Vago es un espejo en el preferiríamos no mirarnos. Parece hablar de un sector de la sociedad pero habla de todos los que por acción u omisión abalaron el avance despiadado del liberalismo. Se desarrolla a fines de los 90´ en cualquier barrio pobre del Conurbano Bonaerense. Su tema es la subsistencia diaria, las luchas de poder y la violencia generalizada. Violencia ejercida sobre los cuerpos (el cuerpo vendido, el cuerpo enfermo, el cuerpo golpeado) y violencia del lenguaje para sacudir, provocar, hacer daño o despertar.

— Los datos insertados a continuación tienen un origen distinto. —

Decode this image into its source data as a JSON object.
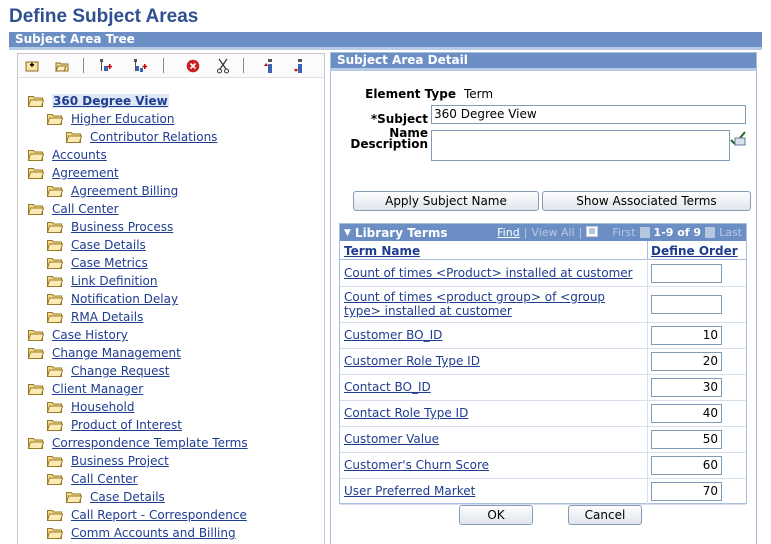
{
  "page": {
    "title": "Define Subject Areas"
  },
  "tree_section": {
    "title": "Subject Area Tree"
  },
  "toolbar": {
    "icons": [
      "insert-sibling-icon",
      "insert-child-icon",
      "add-element-icon",
      "add-child-element-icon",
      "delete-icon",
      "cut-icon",
      "move-up-icon",
      "move-down-icon"
    ]
  },
  "tree": {
    "nodes": [
      {
        "label": "360 Degree View",
        "level": 0,
        "selected": true
      },
      {
        "label": "Higher Education",
        "level": 1
      },
      {
        "label": "Contributor Relations",
        "level": 2
      },
      {
        "label": "Accounts",
        "level": 0
      },
      {
        "label": "Agreement",
        "level": 0
      },
      {
        "label": "Agreement Billing",
        "level": 1
      },
      {
        "label": "Call Center",
        "level": 0
      },
      {
        "label": "Business Process",
        "level": 1
      },
      {
        "label": "Case Details",
        "level": 1
      },
      {
        "label": "Case Metrics",
        "level": 1
      },
      {
        "label": "Link Definition",
        "level": 1
      },
      {
        "label": "Notification Delay",
        "level": 1
      },
      {
        "label": "RMA Details",
        "level": 1
      },
      {
        "label": "Case History",
        "level": 0
      },
      {
        "label": "Change Management",
        "level": 0
      },
      {
        "label": "Change Request",
        "level": 1
      },
      {
        "label": "Client Manager",
        "level": 0
      },
      {
        "label": "Household",
        "level": 1
      },
      {
        "label": "Product of Interest",
        "level": 1
      },
      {
        "label": "Correspondence Template Terms",
        "level": 0
      },
      {
        "label": "Business Project",
        "level": 1
      },
      {
        "label": "Call Center",
        "level": 1
      },
      {
        "label": "Case Details",
        "level": 2
      },
      {
        "label": "Call Report - Correspondence",
        "level": 1
      },
      {
        "label": "Comm Accounts and Billing",
        "level": 1
      }
    ]
  },
  "detail": {
    "title": "Subject Area Detail",
    "element_type_label": "Element Type",
    "element_type_value": "Term",
    "subject_name_label": "*Subject Name",
    "subject_name_value": "360 Degree View",
    "description_label": "Description",
    "description_value": "",
    "apply_button": "Apply Subject Name",
    "show_terms_button": "Show Associated Terms"
  },
  "library_terms": {
    "title": "Library Terms",
    "find": "Find",
    "view_all": "View All",
    "first": "First",
    "count": "1-9 of 9",
    "last": "Last",
    "col_term": "Term Name",
    "col_order": "Define Order",
    "rows": [
      {
        "term": "Count of times <Product> installed at customer",
        "order": ""
      },
      {
        "term": "Count of times <product group> of <group type> installed at customer",
        "order": ""
      },
      {
        "term": "Customer BO_ID",
        "order": "10"
      },
      {
        "term": "Customer Role Type ID",
        "order": "20"
      },
      {
        "term": "Contact BO_ID",
        "order": "30"
      },
      {
        "term": "Contact Role Type ID",
        "order": "40"
      },
      {
        "term": "Customer Value",
        "order": "50"
      },
      {
        "term": "Customer's Churn Score",
        "order": "60"
      },
      {
        "term": "User Preferred Market",
        "order": "70"
      }
    ]
  },
  "actions": {
    "ok": "OK",
    "cancel": "Cancel"
  },
  "colors": {
    "header_bar": "#6b8fc4",
    "link": "#1f3d8f",
    "title": "#2f4f8f"
  }
}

La Negra (Romina Oslé) convive con Camacho (Marcelo Saltal), el puntero del barrio, porque, a pesar del maltrato, es lo único que sabe o puede hacer para ayudar a su hermano, el Nene (Fernando García Valle), que sufre las consecuencias de un accidente cardiovascular causado por el consumo de drogas. El cuadro lo completan la Mili (Julieta Timossi), una “traidora” de su clase que prefiere prostituirse y dormir en el suelo por el puro morbo que le provoca, y el Tute (Nicolás Blandi) que no conoce otra realidad que la que le presentaron sus hermanos cuando a los doce años le dijeron “ya sos grande” y lo hicieron portador de su primer revólver. Como todos en las sociedades capitalistas, tienen una existencia anclada en el tener o no tener (esa es la cuestión) dinero, sexo, poder, una silla de ruedas, una camiseta de Racing o un pollo para comer.  ¿Quién puede culparlos? ¿El que quiere tener el último teléfono celular, la que se muere por unos zapatos de marca o por veranear en Cariló? Todos quieren más.

Vago tiene la gran virtud de mostrarnos la realidad sin matizarla con juicios de valor ni parodias de lo diferente. El efecto que provoca es de una contundencia vital inigualable: Podrá caerte bien, hacerte pensar o podrá ser una patada al hígado, al orgullo. Lo que si no podrá es dejarte indiferente.